GREGORIO ORTEGA MOLINA
*¿Estamos dispuestos a asumir, en su plenitud, las consecuencias del nuevo mundo anunciado en los juegos olímpicos de París? ¿Se pondrán al día los paradigmas religiosos, si no para adaptarse, sí para comprender, explicar y tolerar? Sólo hay 88 años de distancia entre Berlín y París
Lejos de los reclamos o protestas de los mojigatos y considerados ofendidos, es preciso reconocer que lo que apreciamos, vimos, disfrutamos durante los días de los juegos olímpicos de París, nos da la dimensión del cambio de cultura, de la modificación profunda de los paradigmas éticos, morales y políticos de la civilización de Occidente.
Quizá resulte un exceso superponer las imágenes de lo sucedido hace 88 años en Berlín, con los rostros de los jerarcas nazis, la sonrisa de Jesse Owens, y lo sucedido en el ring, la imagen de Imane Khelif, o lo acontecido a orillas del Sena apenas ayer, y el pebetero transformado en globo aerostático. Es un despliegue de audacia, en ambos casos, y el escaparate para publicitar el anuncio de cómo se usarían los resentimientos, aunque quizá esos rencores ahora afloraron anticipadamente, con los migrantes, la invasión Rusa a Ucrania y la guerra religiosa encabezada por los israelitas, que incluso hoy se comportan como hebreos en el deseo de establecerse en una Tierra Prometida que dejó de ser de su exclusiva propiedad hace eternidades.
Hace decenios -como ocurrió durante su origen- a los rostros de Yahvé y Alá los cubrieron de máscaras de guerra, con el propósito de modificar el cambio de actitud de sus fieles, simpatizantes y adeptos. Si regresamos a los olímpicos de París y revisamos los rostros de algunos deportistas, si repasamos sus actitudes, lo primero que notamos es la ausencia de empatía, y el deseo de comportarse como guerreros en el campo de batalla.
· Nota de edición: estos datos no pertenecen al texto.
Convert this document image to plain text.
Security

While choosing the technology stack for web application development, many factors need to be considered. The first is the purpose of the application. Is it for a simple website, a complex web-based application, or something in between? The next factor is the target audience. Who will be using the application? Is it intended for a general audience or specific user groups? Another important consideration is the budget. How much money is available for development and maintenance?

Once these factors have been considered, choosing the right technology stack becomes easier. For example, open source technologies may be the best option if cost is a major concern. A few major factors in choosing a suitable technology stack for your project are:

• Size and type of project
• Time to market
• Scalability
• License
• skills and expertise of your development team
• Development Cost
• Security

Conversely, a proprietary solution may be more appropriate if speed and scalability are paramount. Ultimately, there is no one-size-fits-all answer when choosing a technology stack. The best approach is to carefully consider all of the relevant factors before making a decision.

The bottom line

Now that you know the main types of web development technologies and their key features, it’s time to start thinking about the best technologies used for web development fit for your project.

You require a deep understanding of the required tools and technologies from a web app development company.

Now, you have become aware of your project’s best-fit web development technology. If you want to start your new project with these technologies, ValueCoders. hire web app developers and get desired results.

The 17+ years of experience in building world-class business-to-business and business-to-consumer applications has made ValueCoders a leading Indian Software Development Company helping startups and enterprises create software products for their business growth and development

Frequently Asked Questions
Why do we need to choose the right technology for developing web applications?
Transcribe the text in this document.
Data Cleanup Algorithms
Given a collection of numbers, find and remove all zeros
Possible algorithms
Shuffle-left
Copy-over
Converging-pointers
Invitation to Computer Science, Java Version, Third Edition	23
La parodia de la Ultima Cena de acuerdo a Leonardo da Vinci, el desfile de modas escenificado por transexuales, la presencia de deportistas que decidieron mostrarse tal como son y asumieron su transexualidad, sólo son las apariencia de la verdadera transformación del comportamiento humano, de lo que nos anuncia una civilización inestable y guerrera, tal como lo hicieron los nazis en Berlín, exhibidos envueltos en la arquitectura de Albert Speer. El resultado fue pavoroso, tan agraviante y efímero (en términos de la cuenta larga) como el gulag y el éxito de las chimeneas de los hornos crematorios ocultos tras esos edificios de lo que poco o nada queda.
¿Estamos dispuestos a asumir, en su plenitud, las consecuencias del nuevo mundo anunciado en los juegos olímpicos de París? ¿Se pondrán al día los paradigmas religiosos, si no para adaptarse, sí para comprender, explicar y tolerar? Sólo hay 88 años de distancia entre Berlín y París.